When the Dallas Cowboys finally decided to part ways with longtime head coach Jason Garrett, the goal was to succeed him with a proven football mind who already has a plan for improving the team and finally getting them to turn the corner in 2020. Enter Mike McCarthy, the former Green Bay Packers head coach who led the team to a Super Bowl victory at AT&T Stadium in 2011. McCarthy split with the Packers in 2018 and sat out the 2019 season to revamp and evolve his coaching approach, and he's already hit the ground running in North Texas.

Under Garrett, the usual strategy for NFL free agency was to sit out the first wave -- sometimes even the first two waves -- and instead go bargain shopping in the third and fourth waves, but McCarthy's influence on owner Jerry Jones and the Cowboys front office has seen them depart from the dated blueprint and instead dive right in the pool early and often. 

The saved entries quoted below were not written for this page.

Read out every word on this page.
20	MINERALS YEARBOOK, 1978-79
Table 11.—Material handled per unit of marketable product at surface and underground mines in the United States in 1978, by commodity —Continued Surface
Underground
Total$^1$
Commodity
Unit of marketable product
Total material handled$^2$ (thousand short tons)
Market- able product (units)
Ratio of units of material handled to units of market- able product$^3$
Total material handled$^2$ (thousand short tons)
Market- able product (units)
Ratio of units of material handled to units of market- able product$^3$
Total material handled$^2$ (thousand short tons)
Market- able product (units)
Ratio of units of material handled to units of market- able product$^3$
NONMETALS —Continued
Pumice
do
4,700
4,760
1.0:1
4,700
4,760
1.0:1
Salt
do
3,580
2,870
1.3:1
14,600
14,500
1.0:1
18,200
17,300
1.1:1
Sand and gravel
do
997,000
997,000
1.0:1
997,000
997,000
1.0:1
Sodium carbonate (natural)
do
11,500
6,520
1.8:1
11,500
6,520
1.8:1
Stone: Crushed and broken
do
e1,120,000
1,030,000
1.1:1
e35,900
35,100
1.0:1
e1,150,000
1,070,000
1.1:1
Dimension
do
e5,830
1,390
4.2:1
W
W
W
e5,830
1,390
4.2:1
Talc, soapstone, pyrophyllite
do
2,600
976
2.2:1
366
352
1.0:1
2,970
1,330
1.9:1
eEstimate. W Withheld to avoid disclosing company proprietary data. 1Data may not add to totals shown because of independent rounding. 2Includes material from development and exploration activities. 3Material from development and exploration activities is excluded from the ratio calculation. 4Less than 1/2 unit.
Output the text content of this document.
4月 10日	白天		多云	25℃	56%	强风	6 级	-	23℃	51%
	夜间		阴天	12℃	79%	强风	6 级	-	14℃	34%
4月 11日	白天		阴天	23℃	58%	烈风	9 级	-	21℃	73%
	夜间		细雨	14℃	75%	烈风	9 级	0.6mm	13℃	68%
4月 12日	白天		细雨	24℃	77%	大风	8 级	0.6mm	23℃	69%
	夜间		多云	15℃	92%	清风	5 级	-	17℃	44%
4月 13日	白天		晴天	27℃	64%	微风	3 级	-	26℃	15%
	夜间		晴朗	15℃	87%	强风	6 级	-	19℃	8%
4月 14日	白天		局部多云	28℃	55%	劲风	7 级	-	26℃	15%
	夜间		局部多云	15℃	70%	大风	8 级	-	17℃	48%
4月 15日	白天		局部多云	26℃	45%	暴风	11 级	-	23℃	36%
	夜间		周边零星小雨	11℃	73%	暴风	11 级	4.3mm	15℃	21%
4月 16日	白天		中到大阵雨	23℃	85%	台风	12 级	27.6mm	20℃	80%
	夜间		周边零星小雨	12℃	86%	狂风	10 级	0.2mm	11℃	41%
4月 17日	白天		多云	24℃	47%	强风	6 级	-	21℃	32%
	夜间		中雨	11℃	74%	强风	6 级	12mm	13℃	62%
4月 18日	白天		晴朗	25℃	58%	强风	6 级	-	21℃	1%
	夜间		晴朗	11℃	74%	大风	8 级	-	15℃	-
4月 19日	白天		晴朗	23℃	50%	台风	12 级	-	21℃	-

They didn't allow much time for bemoaning from the fanbase following the loss of Robert Quinn to the Chicago Bears and Maliek Collins to the Las Vegas Raiders. Even when much-maligned safety Jeff Heath saw fit to join Collins and future Hall of Fame tight end Jason Witten on the wagon to Jon Gruden's digs, McCarthy quietly continued piecing together his rebuttal. That reply was a master stroke of free agency rarely seen under Garrett -- including the signing of four-time All-Pro pass rusher Gerald McCoy on a three-year deal, safety Ha Ha Clinton-Dix on a one-year prove it contract, and All-Pro nose tackle Dontari Poe having agreed to a two-year deal, pending physical, a source tells CBS Sports.

And as far as Witten goes, the future Hall of Famer didn't leave because he wanted to, but instead because McCarthy didn't offer him much of a role (if any at all) with the new-look Cowboys. The team is now all-in on former backup Blake Jarwin getting the nod as full-time starter, as evidenced in his four-year extension awarded this offseason worth $24.25 million, and signing super-blocking tight end Blake Bell -- known as the "Bell Dozer" by many -- to a contract to help complement Jarwin's athleticism.

The signing of the Oklahoman Blakes -- Jarwin and Bell having attended Oklahoma State and the University of Oklahoma, respectively -- adds serious potency to a McCarthy regime that's not only filled key needs, but also upgraded with each of the aforementioned moves. Further evidence is in how there's suddenly a competition at kicker after two seasons of the Cowboys refusing to challenge Brett Maher. Kai Forbath returns on a one-year deal to lock horns, pun intended, with former Rams kicker Greg Zuerlein to ensure the Cowboys finally end their kicking woes for the foreseeable future.

This is all been going on while the team has seen reignited talks with Dak Prescott, by the way, and the re-signing of four-time Pro Bowl wide receiver Amari Cooper to a five-year, $100 million deal is the coup de grace before the actual coup de grace -- namely the looming contract that will make Prescott the highest-paid player in franchise history. McCarthy rubber-stamped the future of Prescott in Dallas expeditiously and often, and even if McCarthy and the Cowboys make no other splashy signings this offseason outside of the former NFL Rookie of the Year and two-time Pro Bowl quarterback, what he's done in only two weeks of free agency already eclipses any excitement Garrett ever enjoyed in his nine seasons with the club.

McCarthy has shown he values the safety position, the interior defensive line and a playmaking tight end more than Garrett ever did, and it's one reason why players like McCoy are calling their respective signing a "dream come true" while Clinton-Dix labels it "the opportunity of a lifetime". What McCarthy brings to Dallas isn't just experience but a plan that's a year in the making, and one the Joneses are drooling to see unfold before them. And thus far, be it his construction of an impressive coaching staff and/or what he's convinced them to grant him in free agency, the excitement in Dallas is still subject to the test of time, but it's justified for now. 

Up next comes the 2020 NFL Draft, and the team has already promised things "will be a bit different" to get McCarthy the pieces he needs to win games. There's a new sheriff in town in Dallas, and the governor, the mayor, and the city council are all letting him establish new law.